Par arrêt sur renvoi après cassation en date du 29 février 2024, la cour d'appel de LYON a notamment :
- déclaré Monsieur [L] [Y] recevable en son appel,
- confirmé le jugement rendu le 6 septembre 2018 par le tribunal de grande instance de LYON sauf en ce qu'il a fixé l'astreinte à 100 € par jour de retard et le délai pour exécuter la décision à trente jours à compter de la signification,
✦l'infirmant de ce chef et statuant à nouveau : - assortit l'exécution de l'injonction faite par le tribunal à Monsieur [L] [Y], visant à permettre l'exercice de la servitude de passage dont bénéficie Madame [J] [F] épouse [E] sur son terrain et, pour ce faire, à retirer le cadenas du portail d'accès au chemin de desserte, d'une astreinte de 500 € par jour de retard, pendant une durée de dix mois et à compter d'un délai de quinze jours suivant la signification du présent arrêt,
✦y ajoutant, - condamné Monsieur [L] [Y] aux dépens d'appel,
-condamné Monsieur [L] [Y] à payer à Madame [J] [F] épouse [E] la somme de 6 500 € au titre de l'article 700 du code de procédure civile et rejeté sa demande au titre des frais irrépétibles.

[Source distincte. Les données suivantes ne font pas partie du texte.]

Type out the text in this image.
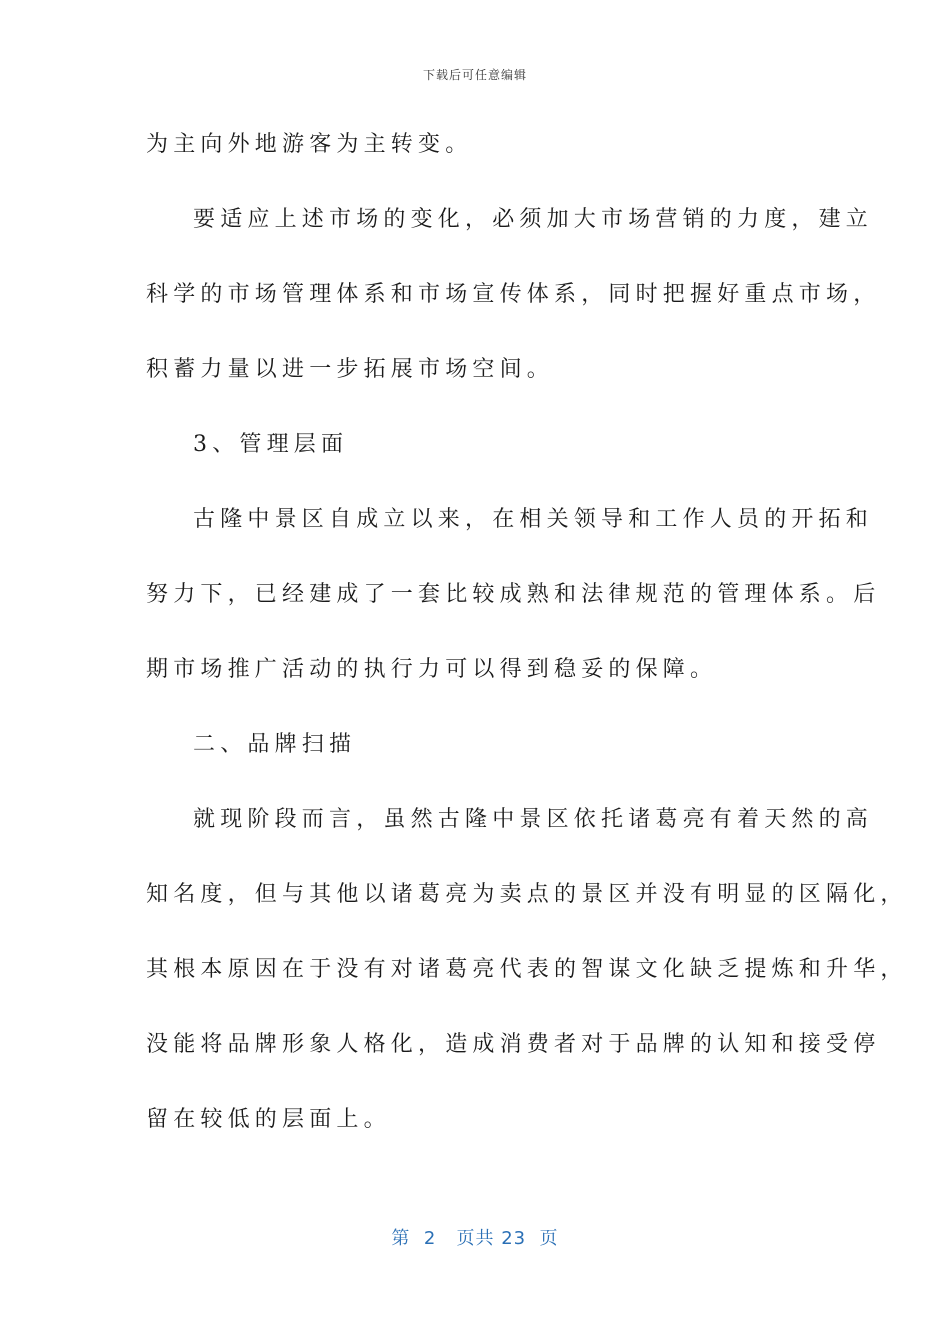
下载后可任意编辑
为主向外地游客为主转变。
要适应上述市场的变化，必须加大市场营销的力度，建立
科学的市场管理体系和市场宣传体系，同时把握好重点市场，
积蓄力量以进一步拓展市场空间。
3、管理层面
古隆中景区自成立以来，在相关领导和工作人员的开拓和
努力下，已经建成了一套比较成熟和法律规范的管理体系。后
期市场推广活动的执行力可以得到稳妥的保障。
二、品牌扫描
就现阶段而言，虽然古隆中景区依托诸葛亮有着天然的高
知名度，但与其他以诸葛亮为卖点的景区并没有明显的区隔化，
其根本原因在于没有对诸葛亮代表的智谋文化缺乏提炼和升华，
没能将品牌形象人格化，造成消费者对于品牌的认知和接受停
留在较低的层面上。
第  2   页共 23  页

L'arrêt a été signifié à Monsieur [L] [Y] le 15 avril 2024.
Un pourvoi initié par Monsieur [L] [Y] est actuellement pendant devant la Cour de cassation.
Par acte de commissaire de justice en date du 17 octobre 2024, Madame [J] [F] épouse [E] et sa curatrice, Madame [U] [C], ont donné assignation à Monsieur [L] [Y] d'avoir à comparaître devant le juge de l'exécution du tribunal judiciaire de LYON afin de voir liquider l'astreinte à la somme de 101 000 €. Elles ont, en outre, sollicité la fixation d'une nouvelle astreinte définitive à hauteur de 1 000€ par jour de retard, à compter de la signification de la décision à intervenir, l'allocation d'une somme de 5 000€ à titre de provision sur les dommages-intérêts et l'allocation d'une indemnité de procédure de 3 500 € ainsi que la condamnation du défendeur aux entiers dépens.
L'affaire a été appelée à l'audience du 19 novembre 2024 et renvoyée à l'audience du 17 décembre 2024, date à laquelle elle a été évoquée.
Lors de cette audience, Madame [J] [F] épouse [E] et Madame [U] [C], sa curatrice, représentées par leur conseil, réitèrent leurs demandes et sollicitent de débouter Monsieur [L] [Y] de l'ensemble de ses demandes.
Elles font valoir que Monsieur [L] [Y] n'a pas exécuté l'obligation de faire mise à sa charge sous astreinte, nécessitant la fixation d'une astreinte définitive. Elles ajoutent que le moyen soulevé par Monsieur [L] [Y] pour se soustraire à son obligation n'empêche pas ce dernier d'exécuter son obligation.
Monsieur [L] [Y], représenté par son conseil, conclut au débouté des demanderesses en l'ensemble de leurs prétentions et sollicite l'allocation d'une indemnité de procédure à hauteur de 4 000 € ainsi que la condamnation de Madame [J] [F] épouse [E] aux entiers dépens d'instance.
Il soutient avoir exécuté spontanément l'obligation de faire mise à sa charge, qu'il a mis en œuvre toutes les dispositions afin que la demanderesse puisse jouir de la servitude de passage mais qu'il dispose du droit de se clore.